Google DeepMind CEO Demis Hassabis called any hype around DeepSeek “exaggerated,” but also said its model as “probably the best work I’ve seen come out of China,” according to CNBC. Microsoft CEO Satya Nadella mentioned during the company’s quarterly earnings call in January that DeepSeek has some “real innovations.” Apple CEO Tim Cook said that “innovation that drives efficiency is a good thing,” during the iPhone maker’s earnings call.
However, not all reactions have been positive. Semiconductor researcher SemiAnalysis questioned DeepSeek’s claim that training the model cost only $5.6 million. OpenAI told The Financial Times that it found evidence that DeepSeek used the US company’s models to train its own. “We are aware of and reviewing indications that DeepSeek may have inappropriately distilled our models, and will share information as we know more,” an OpenAI spokesperson said in a comment to CNN. DeepSeek has not yet responded to requests for comment.
Additionally, a pair of US lawmakers has already called for the technology to be banned from government devices. This came after security researchers pointed out its potential links to the Chinese government, as the Associated Press and ABC News reported. Similar concerns have been raised about the popular social media app TikTok, which must be sold to an American owner or face a ban in the US.
“DeepSeek is the TikTok of (large language models),” Etzioni said.
DeepSeek’s Deep Impression
Tech giants are already considering how DeepSeek’s technology could influence their products and services. “What DeepSeek gave us was essentially the recipe in the form of a tech report, but they didn’t give us the extra missing parts,” said Lewis Tunstall, a senior research scientist at Hugging Face, an AI platform that offers tools for developers. Tunstall is leading an effort at Hugging Face to fully open source DeepSeek’s R1 model. While DeepSeek released a research paper and the model’s parameters, it didn’t reveal the code or training data.
Nadella stated on Microsoft’s earnings call that Windows Copilot+ PCs, or PCs built to certain specs to support AI models, should be able to run AI models derived from DeepSeek R1 locally.
Mobile chipmaker Qualcomm announced that models derived from DeepSeek R1 could run on smartphones and PCs powered by its chips within a week.
AI researchers, academics, and developers are still exploring what DeepSeek means for the advancement of AI. DeepSeek’s model isn’t the first to have open-source elements. Neither is it the first to be able to reason over answers before responding; OpenAI’s o1 model from last year could do that, too. The significance of DeepSeek comes from its reasoning abilities and its capacity to learn from other models, as well as the public nature of its inner workings. Those who use DeepSeek’s R1 model can also see its “thought” process as it generates answers to questions.
“You can see the wheels turning inside the machine,” Durga Malladi, senior vice president and general manager for technology planning and edge solutions at Qualcomm, said to CNN.

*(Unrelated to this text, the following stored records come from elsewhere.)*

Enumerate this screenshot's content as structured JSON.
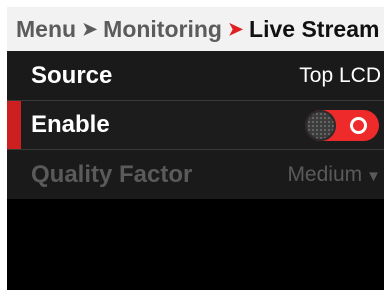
{
  "breadcrumb": {
    "items": [
      "Menu",
      "Monitoring",
      "Live Stream"
    ],
    "separator_icon": "chevron-right-icon"
  },
  "rows": {
    "source": {
      "label": "Source",
      "value": "Top LCD"
    },
    "enable": {
      "label": "Enable",
      "state": "on"
    },
    "quality": {
      "label": "Quality Factor",
      "value": "Medium",
      "disabled": true
    }
  },
  "colors": {
    "accent": "#e02020",
    "toggle_on": "#ee2a2a",
    "disabled_text": "#5a5a5a",
    "breadcrumb_bg": "#f2f2f2",
    "screen_bg": "#000000"
  }
}
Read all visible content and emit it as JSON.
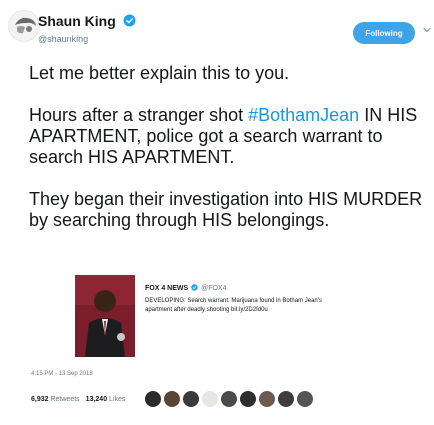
{
  "author": {
    "display_name": "Shaun King",
    "handle": "@shaunking",
    "verified_icon": "verified-badge-icon",
    "avatar_icon": "profile-avatar"
  },
  "follow_button": {
    "label": "Following",
    "color": "#3fa3e8"
  },
  "tweet": {
    "paragraph1": "Let me better explain this to you.",
    "p2_before": "Hours after a stranger shot ",
    "p2_hashtag": "#BothamJean",
    "p2_after": " IN HIS APARTMENT, police got a search warrant to search HIS APARTMENT.",
    "paragraph3": "They began their investigation into HIS MURDER by searching through HIS belongings."
  },
  "quoted_card": {
    "source_name": "FOX 4 NEWS",
    "source_handle": "@FOX4",
    "text": "DEVELOPING: Search warrant: Marijuana found in Botham Jean's apartment after deadly shooting bit.ly/2D2fd0u"
  },
  "timestamp": "4:15 PM - 13 Sep 2018",
  "stats": {
    "retweets_count": "6,932",
    "retweets_label": "Retweets",
    "likes_count": "13,240",
    "likes_label": "Likes"
  },
  "liker_avatar_colors": [
    "#2b2b2b",
    "#5a4636",
    "#3a3a3a",
    "#e9e5e0",
    "#4a4a4a",
    "#2e2e2e",
    "#6b5a4d",
    "#3d3d3d",
    "#565656"
  ],
  "hashtag_color": "#1b95e0"
}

Tunstall suggests that a wave of new, similarly reasoning models may be available in the not-too-distant future. That could be critical as tech giants race to develop AI agents, which many in Silicon Valley see as the next evolution of chatbots. While that shift hasn’t fully happened yet, Grok 3, the next iteration of the chatbot on the social media platform X, will have “very powerful reasoning capabilities,” according to its owner, Elon Musk, during a video appearance at the World Governments Summit.
For now, those in the AI industry will continue to experiment with what DeepSeek has to offer, until the next major breakthrough emerges.
“I certainly predict that in the next 12 months, it’ll be supplanted by something else,” said Etzioni. “But it’s a very real advance.”